При более близком рассмотрении оказалось, что лишайники – существа скорее интересные, чем загадочные. По существу, это партнерство грибов и водорослей. Грибы выделяют кислоты, растворяющие поверхность камня, освобождая минералы, которые водоросли превращают в достаточное для обоих количество продуктов питания. Не очень захватывающее, но явно успешное решение. В мире насчитывается более двадцати тысяч видов лишайников.
Как и большинство созданий, процветающих в суровых условиях, лишайники растут медленно. Чтобы вырасти до размеров рубашечной пуговицы, лишайнику может потребоваться более полстолетия. А те, что размером с обеденную тарелку, как пишет Дэвид Аттенборо, «возможно, насчитывают сотни, а то и тысячи лет». Трудно представить более скудное существование. «Они просто существуют, – добавляет Аттенборо, – подтверждая трогательный факт, что даже на самом примитивном уровне жизнь, очевидно, протекает просто ради самой себя».

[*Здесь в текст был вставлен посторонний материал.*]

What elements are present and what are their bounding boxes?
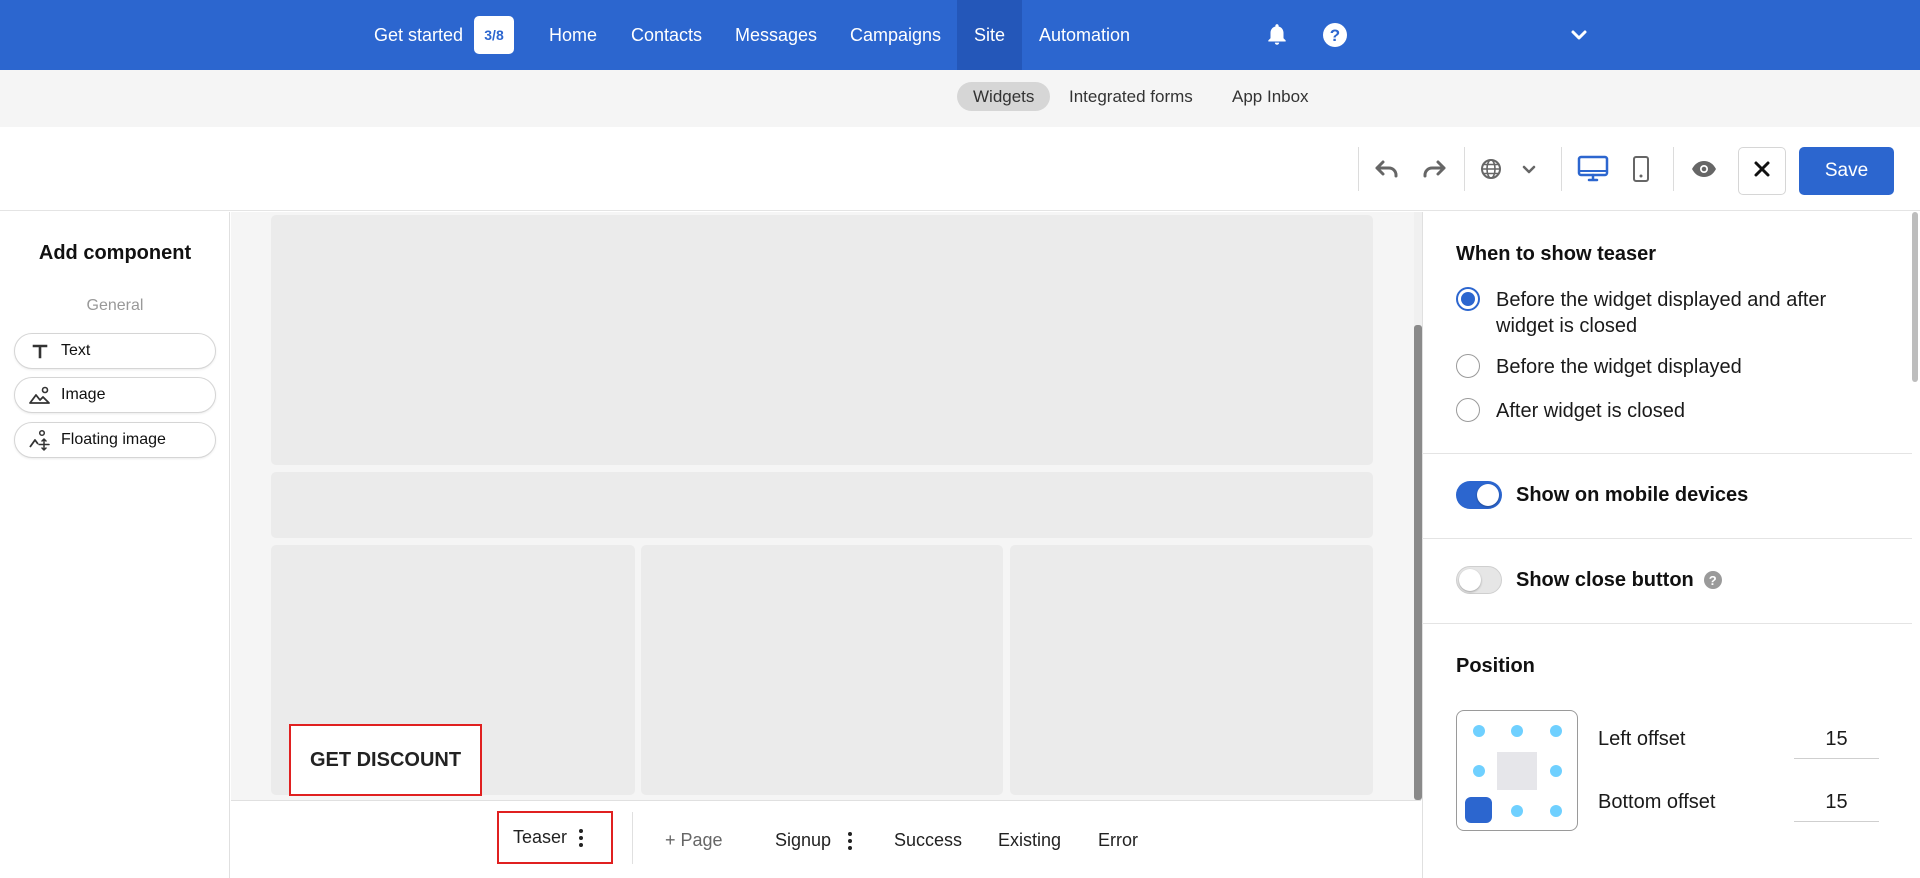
settings-scrollbar[interactable] [1912,212,1918,382]
nav-automation[interactable]: Automation [1039,0,1130,70]
left-offset-input[interactable]: 15 [1794,719,1879,759]
bottom-offset-input[interactable]: 15 [1794,782,1879,822]
save-button[interactable]: Save [1799,147,1894,195]
tab-existing[interactable]: Existing [998,801,1061,878]
position-center-preview [1497,752,1537,790]
show-close-button-toggle[interactable] [1456,566,1502,594]
section-divider [1422,623,1912,624]
radio-after-closed[interactable]: After widget is closed [1456,398,1685,424]
subnav-integrated-forms[interactable]: Integrated forms [1069,82,1193,111]
plus-icon: + [665,830,681,850]
bottom-offset-label: Bottom offset [1598,791,1716,813]
add-page-tab[interactable]: + Page [665,801,723,878]
nav-home[interactable]: Home [549,0,597,70]
section-label: General [86,297,144,314]
image-icon [29,384,51,406]
component-label: Text [61,342,91,359]
position-bottom-right[interactable] [1550,805,1562,817]
eye-icon[interactable] [1690,149,1718,189]
bell-icon[interactable] [1264,0,1290,70]
toolbar-divider [1358,147,1359,191]
placeholder-block[interactable] [1010,545,1373,795]
section-divider [1422,453,1912,454]
radio-before-displayed[interactable]: Before the widget displayed [1456,354,1742,380]
position-picker[interactable] [1456,710,1578,831]
position-top-left[interactable] [1473,725,1485,737]
tab-error[interactable]: Error [1098,801,1138,878]
show-on-mobile-toggle[interactable] [1456,481,1502,509]
position-bottom-center[interactable] [1511,805,1523,817]
page-tabs-bar: + Page Signup Success Existing Error [231,800,1421,878]
subnav-app-inbox[interactable]: App Inbox [1232,82,1309,111]
component-label: Image [61,386,106,403]
position-middle-left[interactable] [1473,765,1485,777]
nav-contacts[interactable]: Contacts [631,0,702,70]
tab-success[interactable]: Success [894,801,962,878]
close-icon [1753,160,1771,183]
mobile-icon[interactable] [1628,149,1654,189]
position-heading: Position [1456,655,1535,677]
nav-campaigns[interactable]: Campaigns [850,0,941,70]
component-text[interactable]: Text [14,333,216,369]
nav-messages[interactable]: Messages [735,0,817,70]
position-top-right[interactable] [1550,725,1562,737]
globe-icon[interactable] [1478,149,1504,189]
position-middle-right[interactable] [1550,765,1562,777]
add-component-panel: Add component General Text Image Floatin… [0,212,230,878]
chevron-down-icon[interactable] [1570,0,1588,70]
widget-canvas[interactable] [231,212,1421,800]
floating-image-icon [29,429,51,451]
component-label: Floating image [61,431,166,448]
nav-site[interactable]: Site [957,0,1023,70]
nav-get-started[interactable]: Get started [374,0,463,70]
more-options-icon[interactable] [579,828,584,847]
toolbar-divider [1561,147,1562,191]
toolbar-divider [1464,147,1465,191]
help-icon[interactable]: ? [1322,0,1348,70]
component-image[interactable]: Image [14,377,216,413]
progress-badge[interactable]: 3/8 [474,16,514,54]
desktop-icon[interactable] [1576,149,1610,189]
close-button[interactable] [1738,147,1786,195]
undo-icon[interactable] [1372,149,1402,189]
teaser-button[interactable]: GET DISCOUNT [289,724,482,796]
svg-text:?: ? [1330,26,1340,45]
radio-button[interactable] [1456,398,1480,422]
tab-divider [632,812,633,864]
tab-signup[interactable]: Signup [775,801,853,878]
help-icon[interactable]: ? [1703,571,1722,589]
position-top-center[interactable] [1511,725,1523,737]
radio-button[interactable] [1456,354,1480,378]
when-to-show-heading: When to show teaser [1456,243,1657,265]
tab-teaser[interactable]: Teaser [497,811,613,864]
panel-title: Add component [38,242,192,264]
show-on-mobile-row[interactable]: Show on mobile devices [1456,481,1748,509]
position-bottom-left-selected[interactable] [1465,797,1492,823]
component-floating-image[interactable]: Floating image [14,422,216,458]
redo-icon[interactable] [1419,149,1449,189]
radio-button[interactable] [1456,287,1480,311]
placeholder-block[interactable] [271,215,1373,465]
placeholder-block[interactable] [271,472,1373,538]
editor-toolbar: Save [0,127,1920,211]
show-close-button-row[interactable]: Show close button ? [1456,566,1722,594]
toolbar-divider [1673,147,1674,191]
left-offset-label: Left offset [1598,728,1686,750]
placeholder-block[interactable] [641,545,1003,795]
radio-before-and-after[interactable]: Before the widget displayed and after wi… [1456,287,1826,339]
more-options-icon[interactable] [848,832,853,851]
sub-navigation: Widgets Integrated forms App Inbox [0,70,1920,127]
canvas-scrollbar[interactable] [1414,325,1422,800]
text-icon [29,340,51,362]
subnav-widgets[interactable]: Widgets [957,82,1051,111]
language-dropdown-chevron-icon[interactable] [1518,149,1540,189]
section-divider [1422,538,1912,539]
top-navigation: Get started 3/8 Home Contacts Messages C… [0,0,1920,70]
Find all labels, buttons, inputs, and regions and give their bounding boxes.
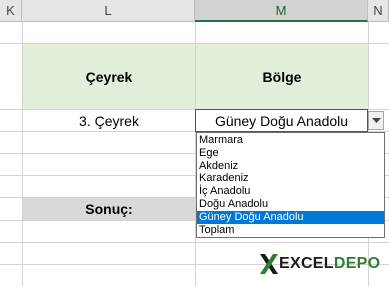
cell-quarter-value[interactable]: 3. Çeyrek: [23, 110, 195, 131]
column-header-m[interactable]: M: [195, 0, 368, 22]
option-akdeniz[interactable]: Akdeniz: [197, 160, 384, 173]
gridline: [0, 242, 389, 243]
header-cell-quarter[interactable]: Çeyrek: [23, 44, 195, 109]
column-header-l[interactable]: L: [22, 0, 195, 22]
header-quarter-label: Çeyrek: [85, 68, 133, 85]
column-header-n[interactable]: N: [368, 0, 389, 22]
result-label-cell[interactable]: Sonuç:: [23, 198, 195, 220]
header-region-label: Bölge: [262, 68, 302, 85]
dropdown-button[interactable]: [368, 111, 384, 130]
logo-word-excel: EXCEL: [279, 255, 334, 272]
option-ic-anadolu[interactable]: İç Anadolu: [197, 185, 384, 198]
option-ege[interactable]: Ege: [197, 147, 384, 160]
active-cell-region[interactable]: Güney Doğu Anadolu: [195, 109, 368, 132]
column-header-k[interactable]: K: [0, 0, 22, 22]
chevron-down-icon: [371, 117, 381, 123]
logo-word-depo: DEPO: [333, 255, 381, 272]
option-dogu-anadolu[interactable]: Doğu Anadolu: [197, 198, 384, 211]
region-value-text: Güney Doğu Anadolu: [214, 112, 349, 129]
option-toplam[interactable]: Toplam: [197, 224, 384, 237]
option-marmara[interactable]: Marmara: [197, 134, 384, 147]
dropdown-list[interactable]: Marmara Ege Akdeniz Karadeniz İç Anadolu…: [196, 132, 385, 238]
exceldepo-logo: EXCEL DEPO: [259, 251, 387, 277]
result-label: Sonuç:: [85, 201, 133, 217]
x-logo-icon: [260, 254, 278, 274]
option-guney-dogu-anadolu[interactable]: Güney Doğu Anadolu: [197, 210, 384, 224]
header-cell-region[interactable]: Bölge: [196, 44, 368, 109]
option-karadeniz[interactable]: Karadeniz: [197, 172, 384, 185]
quarter-value-text: 3. Çeyrek: [79, 112, 139, 129]
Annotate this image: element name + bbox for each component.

Легко упустить из виду эту мысль – что жизнь просто есть. Как люди, мы склонны полагать, что жизнь должна иметь смысл. Мы строим планы, к чему-то стремимся, испытываем желания. Хотим без конца пользоваться всеми благами дарованного нам пьянящего существования. Но что есть жизнь для лишайника? И все же его стремление существовать, быть ничуть не слабее нашего – можно утверждать, что даже сильнее. Если бы мне сказали, что придется десятки лет оставаться пушистым налетом на каком-нибудь камне в лесной глуши, думаю, что у меня пропала бы всякая воля к жизни. А у лишайников не пропадает. Подобно практически всем живым существам они будут подвергаться различным невзгодам, терпеть любые обиды ради лишнего мгновения жизни. Словом, жизнь хочет быть. Но – и тут интересный момент – большей частью она не хочет, чтобы ее было много.